178. Song No. 2,631: “Does He Love You?,” Rilo Kiley
More Adventurous, 2004
Oooohhhhh, this song.
This is my hands-down favorite Rilo Kiley album. There is so much to love about every album they put out but something about the raw, painstakingly reproduced emotions tumbling through this one juxtaposed with its lush, sultry springtime atmosphere just gives me everything I want from one expansively satisfying collection of songs.
“Does He Love You?” was one of the standouts from the beginning, though it’s gotten messy personal significance smeared all over it through the years. What started out as a confused tangle of college mistakes leading to a pointlessly broken heart and wounded ego that these lyrics about laying yourself bare in every sense of the term hit way too close to eventually got all churned through by wave after wave of realizing way too late that I doled out more than my fair share of false hopes and misguided connections while going through the inherently chaotic process of figuring my shit out. Like, if we’re being totally honest here, I had no business venturing long-term monogamy until about a year after my husband and I had been dating. I had no idea that being so careless with my own heart banged up so many innocent bystanders in the process.

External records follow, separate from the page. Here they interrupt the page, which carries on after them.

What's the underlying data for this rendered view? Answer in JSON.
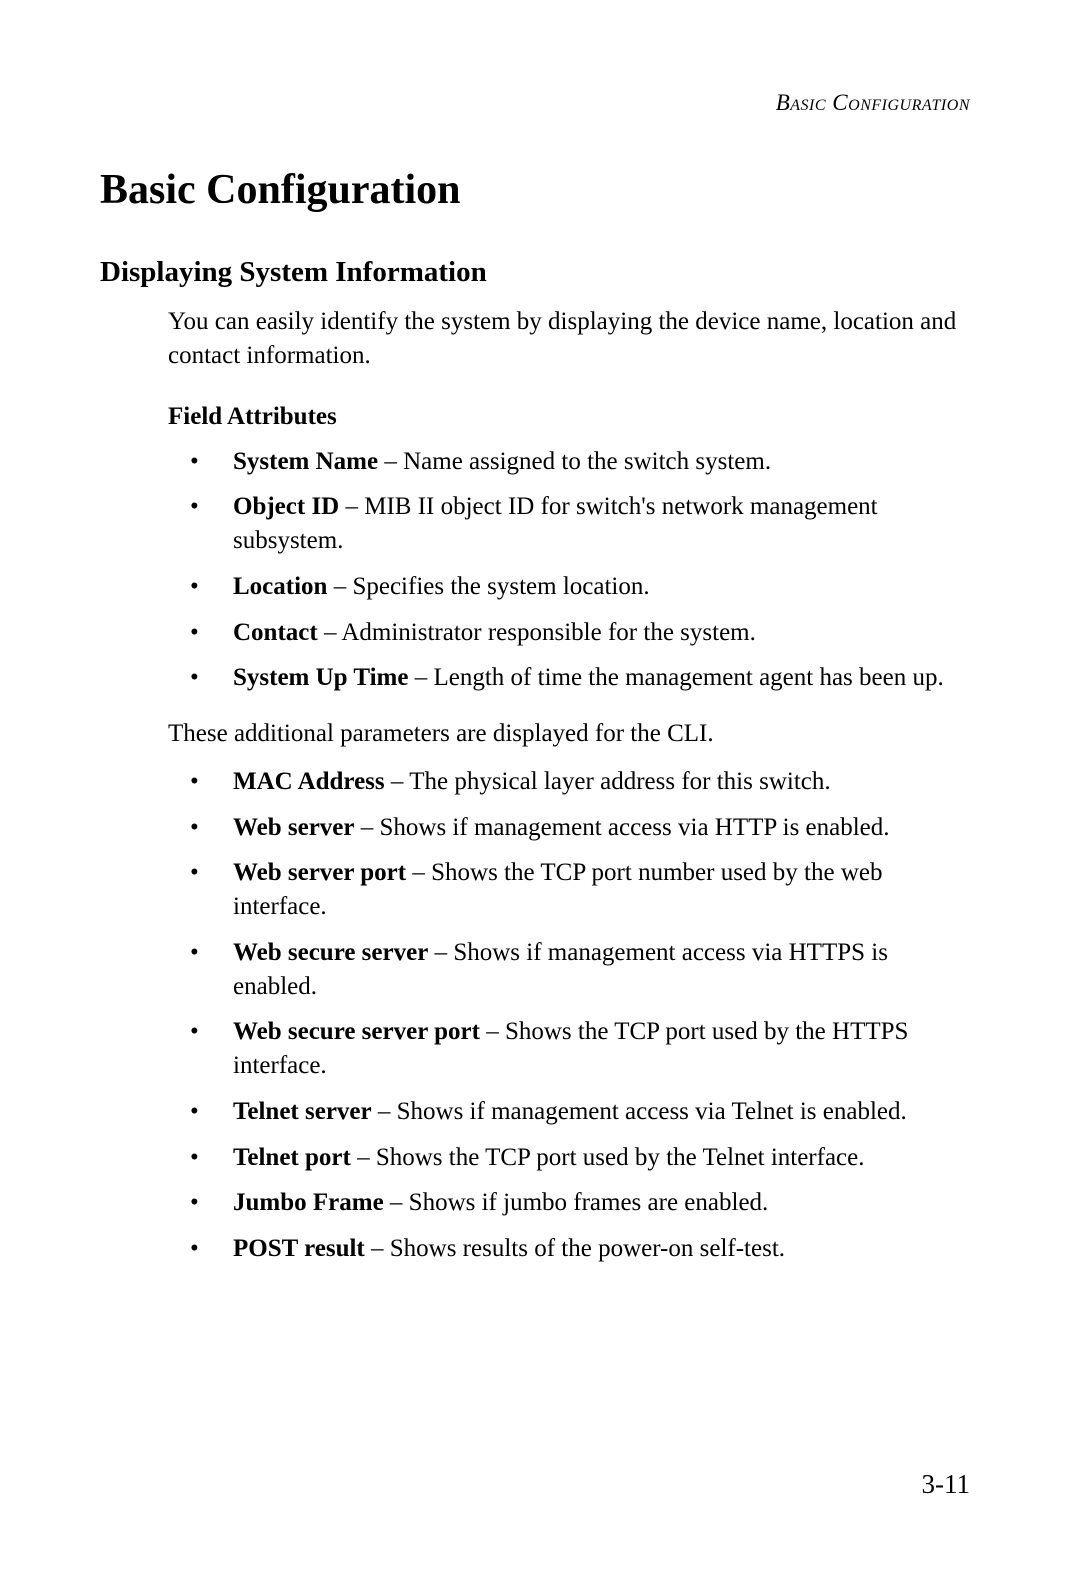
{
  "header": {
    "label": "Basic Configuration"
  },
  "title": "Basic Configuration",
  "subtitle": "Displaying System Information",
  "intro": "You can easily identify the system by displaying the device name, location and contact information.",
  "section1": {
    "heading": "Field Attributes",
    "items": [
      {
        "term": "System Name",
        "desc": "Name assigned to the switch system."
      },
      {
        "term": "Object ID",
        "desc": "MIB II object ID for switch's network management subsystem."
      },
      {
        "term": "Location",
        "desc": "Specifies the system location."
      },
      {
        "term": "Contact",
        "desc": "Administrator responsible for the system."
      },
      {
        "term": "System Up Time",
        "desc": "Length of time the management agent has been up."
      }
    ]
  },
  "middle": "These additional parameters are displayed for the CLI.",
  "section2": {
    "items": [
      {
        "term": "MAC Address",
        "desc": "The physical layer address for this switch."
      },
      {
        "term": "Web server",
        "desc": "Shows if management access via HTTP is enabled."
      },
      {
        "term": "Web server port",
        "desc": "Shows the TCP port number used by the web interface."
      },
      {
        "term": "Web secure server",
        "desc": "Shows if management access via HTTPS is enabled."
      },
      {
        "term": "Web secure server port",
        "desc": "Shows the TCP port used by the HTTPS interface."
      },
      {
        "term": "Telnet server",
        "desc": "Shows if management access via Telnet is enabled."
      },
      {
        "term": "Telnet port",
        "desc": "Shows the TCP port used by the Telnet interface."
      },
      {
        "term": "Jumbo Frame",
        "desc": "Shows if jumbo frames are enabled."
      },
      {
        "term": "POST result",
        "desc": "Shows results of the power-on self-test."
      }
    ]
  },
  "pageNumber": "3-11"
}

It is so easy to give your heart and your time to someone who deserves neither. It’s fucking intoxicating when someone who has made it abundantly clear in some inexplicably charming way that you don’t even crack the list of their top five priorities suddenly finds the time for you because everything is on their terms and the rarity of their summons is such a thrill that your surging dopamine handily eclipses both your better judgment and sense of self worth and then, whoops, you’re already well on your way to heeding their call before you start hating yourself and wondering just what the fuck you’re doing.

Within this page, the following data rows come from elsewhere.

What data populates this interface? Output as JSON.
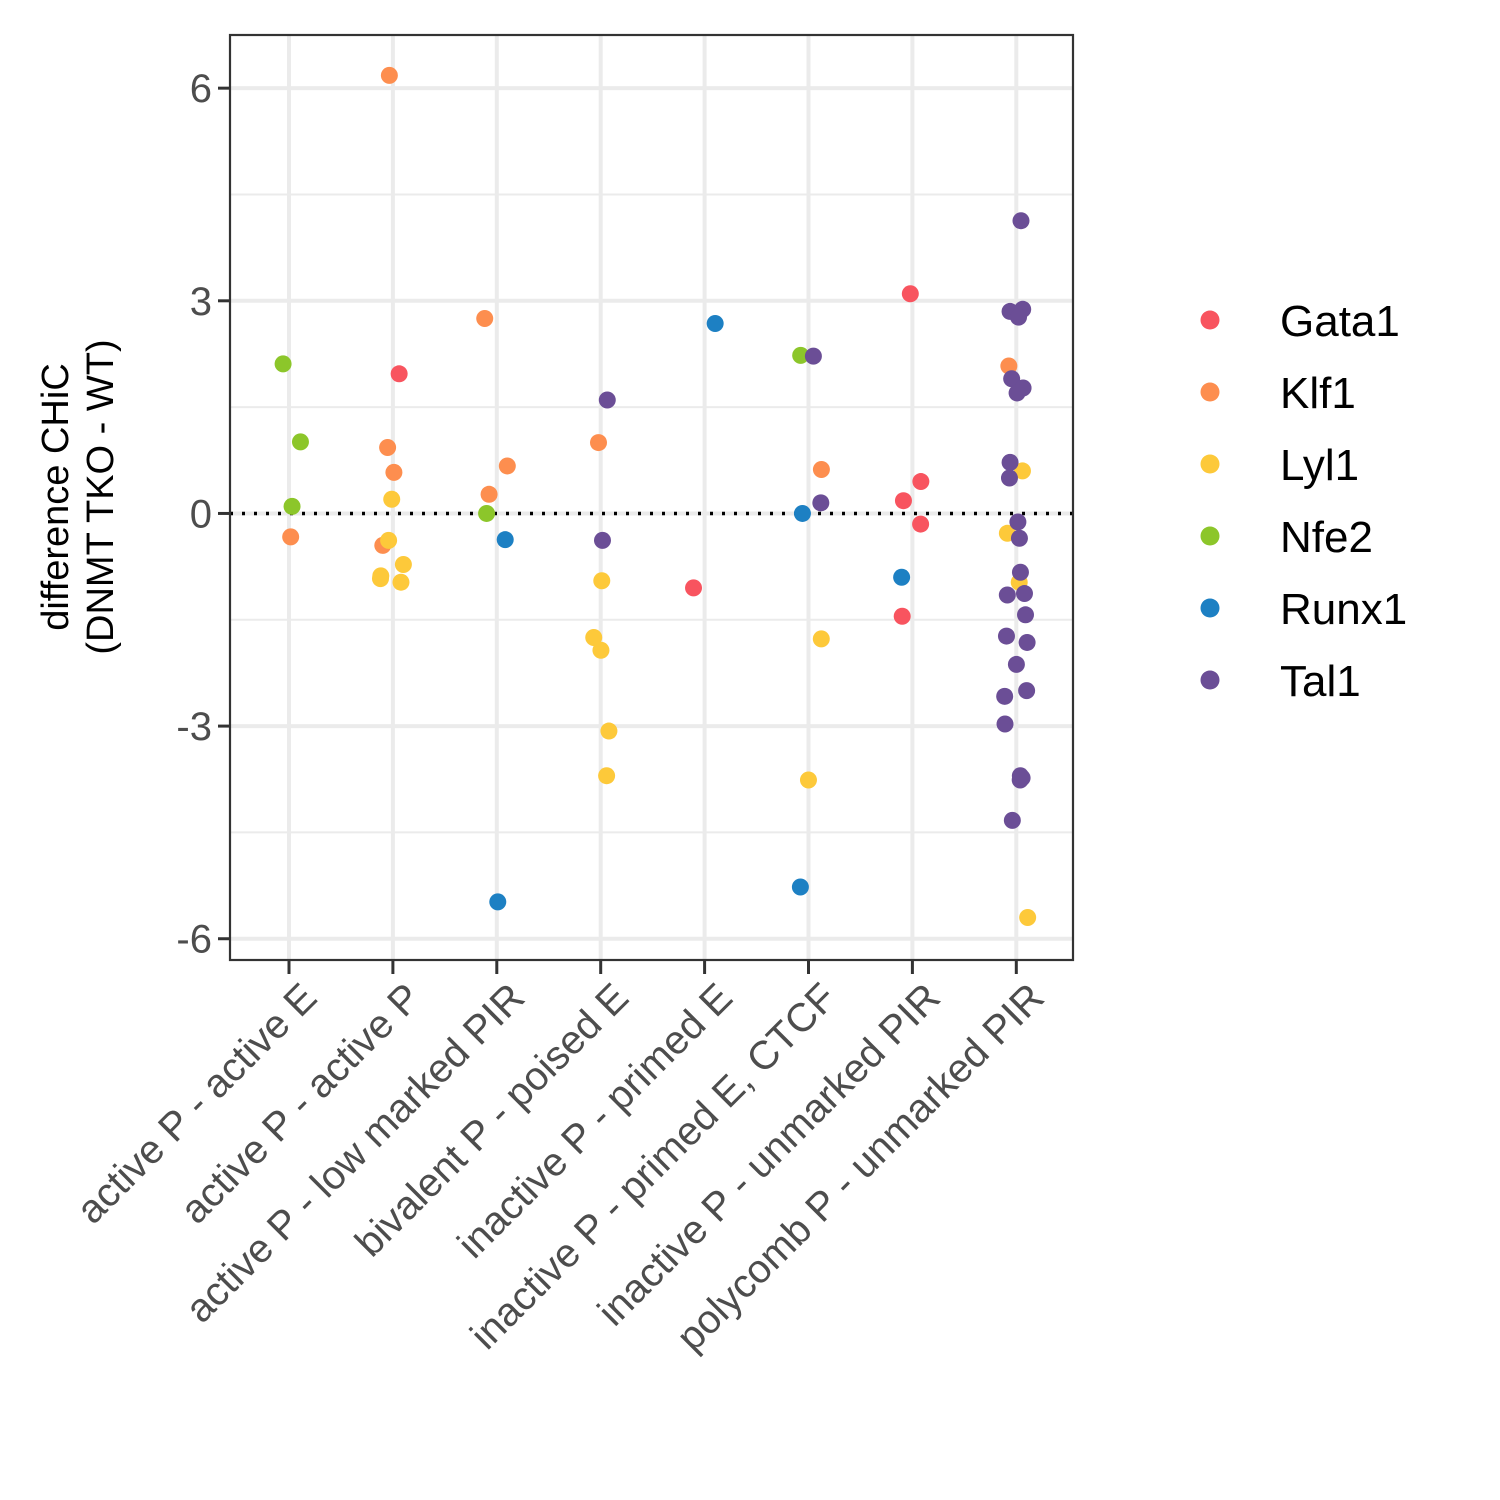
{
  "chart_data": {
    "type": "scatter",
    "title": "",
    "xlabel": "",
    "ylabel_lines": [
      "difference CHiC",
      "(DNMT TKO - WT)"
    ],
    "categories": [
      "active P - active E",
      "active P - active P",
      "active P - low marked PIR",
      "bivalent P - poised E",
      "inactive P - primed E",
      "inactive P - primed E, CTCF",
      "inactive P - unmarked PIR",
      "polycomb P - unmarked PIR"
    ],
    "ylim": [
      -6.3,
      6.75
    ],
    "yticks": [
      -6,
      -3,
      0,
      3,
      6
    ],
    "ytick_labels": [
      "-6",
      "-3",
      "0",
      "3",
      "6"
    ],
    "grid": true,
    "reference_line": {
      "y": 0,
      "style": "dotted"
    },
    "legend_position": "right",
    "series": [
      {
        "name": "Gata1",
        "color": "#F8545F",
        "points": [
          {
            "cat": 2,
            "y": 1.97
          },
          {
            "cat": 5,
            "y": -1.05
          },
          {
            "cat": 7,
            "y": 3.1
          },
          {
            "cat": 7,
            "y": 0.45
          },
          {
            "cat": 7,
            "y": 0.18
          },
          {
            "cat": 7,
            "y": -0.15
          },
          {
            "cat": 7,
            "y": -1.45
          }
        ]
      },
      {
        "name": "Klf1",
        "color": "#FD8E4F",
        "points": [
          {
            "cat": 1,
            "y": -0.33
          },
          {
            "cat": 2,
            "y": 6.18
          },
          {
            "cat": 2,
            "y": 0.93
          },
          {
            "cat": 2,
            "y": 0.58
          },
          {
            "cat": 2,
            "y": -0.45
          },
          {
            "cat": 3,
            "y": 2.75
          },
          {
            "cat": 3,
            "y": 0.67
          },
          {
            "cat": 3,
            "y": 0.27
          },
          {
            "cat": 4,
            "y": 1.0
          },
          {
            "cat": 6,
            "y": 0.62
          },
          {
            "cat": 8,
            "y": 2.08
          }
        ]
      },
      {
        "name": "Lyl1",
        "color": "#FDC93A",
        "points": [
          {
            "cat": 2,
            "y": 0.2
          },
          {
            "cat": 2,
            "y": -0.38
          },
          {
            "cat": 2,
            "y": -0.72
          },
          {
            "cat": 2,
            "y": -0.88
          },
          {
            "cat": 2,
            "y": -0.97
          },
          {
            "cat": 2,
            "y": -0.92
          },
          {
            "cat": 4,
            "y": -0.95
          },
          {
            "cat": 4,
            "y": -1.75
          },
          {
            "cat": 4,
            "y": -1.93
          },
          {
            "cat": 4,
            "y": -3.07
          },
          {
            "cat": 4,
            "y": -3.7
          },
          {
            "cat": 6,
            "y": -1.77
          },
          {
            "cat": 6,
            "y": -3.76
          },
          {
            "cat": 8,
            "y": 0.6
          },
          {
            "cat": 8,
            "y": -0.28
          },
          {
            "cat": 8,
            "y": -0.97
          },
          {
            "cat": 8,
            "y": -5.7
          }
        ]
      },
      {
        "name": "Nfe2",
        "color": "#8CC62A",
        "points": [
          {
            "cat": 1,
            "y": 2.11
          },
          {
            "cat": 1,
            "y": 1.01
          },
          {
            "cat": 1,
            "y": 0.1
          },
          {
            "cat": 3,
            "y": 0.0
          },
          {
            "cat": 6,
            "y": 2.23
          }
        ]
      },
      {
        "name": "Runx1",
        "color": "#1D80C3",
        "points": [
          {
            "cat": 3,
            "y": -0.37
          },
          {
            "cat": 3,
            "y": -5.48
          },
          {
            "cat": 5,
            "y": 2.68
          },
          {
            "cat": 6,
            "y": 0.0
          },
          {
            "cat": 6,
            "y": -5.27
          },
          {
            "cat": 7,
            "y": -0.9
          }
        ]
      },
      {
        "name": "Tal1",
        "color": "#6B4E96",
        "points": [
          {
            "cat": 4,
            "y": 1.6
          },
          {
            "cat": 4,
            "y": -0.38
          },
          {
            "cat": 6,
            "y": 2.22
          },
          {
            "cat": 6,
            "y": 0.15
          },
          {
            "cat": 8,
            "y": 4.13
          },
          {
            "cat": 8,
            "y": 2.85
          },
          {
            "cat": 8,
            "y": 2.88
          },
          {
            "cat": 8,
            "y": 2.77
          },
          {
            "cat": 8,
            "y": 1.9
          },
          {
            "cat": 8,
            "y": 1.77
          },
          {
            "cat": 8,
            "y": 1.7
          },
          {
            "cat": 8,
            "y": 0.72
          },
          {
            "cat": 8,
            "y": 0.5
          },
          {
            "cat": 8,
            "y": -0.12
          },
          {
            "cat": 8,
            "y": -0.35
          },
          {
            "cat": 8,
            "y": -0.83
          },
          {
            "cat": 8,
            "y": -1.13
          },
          {
            "cat": 8,
            "y": -1.15
          },
          {
            "cat": 8,
            "y": -1.43
          },
          {
            "cat": 8,
            "y": -1.73
          },
          {
            "cat": 8,
            "y": -1.82
          },
          {
            "cat": 8,
            "y": -2.13
          },
          {
            "cat": 8,
            "y": -2.5
          },
          {
            "cat": 8,
            "y": -2.58
          },
          {
            "cat": 8,
            "y": -2.97
          },
          {
            "cat": 8,
            "y": -3.73
          },
          {
            "cat": 8,
            "y": -3.76
          },
          {
            "cat": 8,
            "y": -3.7
          },
          {
            "cat": 8,
            "y": -4.33
          }
        ]
      }
    ]
  }
}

The other side, of course, is short-term euphoria and reveling in the immediate gratification of someone always primed and waiting for you to be ready for them rising up to meet long-term guilt and self-loathing that would be (and, eventually, will be) untenable if you could just be honest about what a terrible and unintentionally cruel situation you’ve created. Either way, it’s such an powerfully fraught emotional hell that is impossible to extract yourself from even if you can admit that there’s no reward and no ending but heartache.
Jenny Lewis, a powerhouse songstress under ordinary circumstances, packs years of broken resolve, too many one more last times, and the interlocking battle of wills between adrenaline and anxiety that drive these electric but always ill-fated power imbalances into the howling final crescendo of “And your husband will never leave you / He will never leave you for me” that serves as the song’s parting blow. It’s an admission and epiphany all rolled into one agonized, brutalized and utterly exhausted cry of defeat that knows damn well this charade, for all its irresistible pull, should have been declared dead on the table ages ago.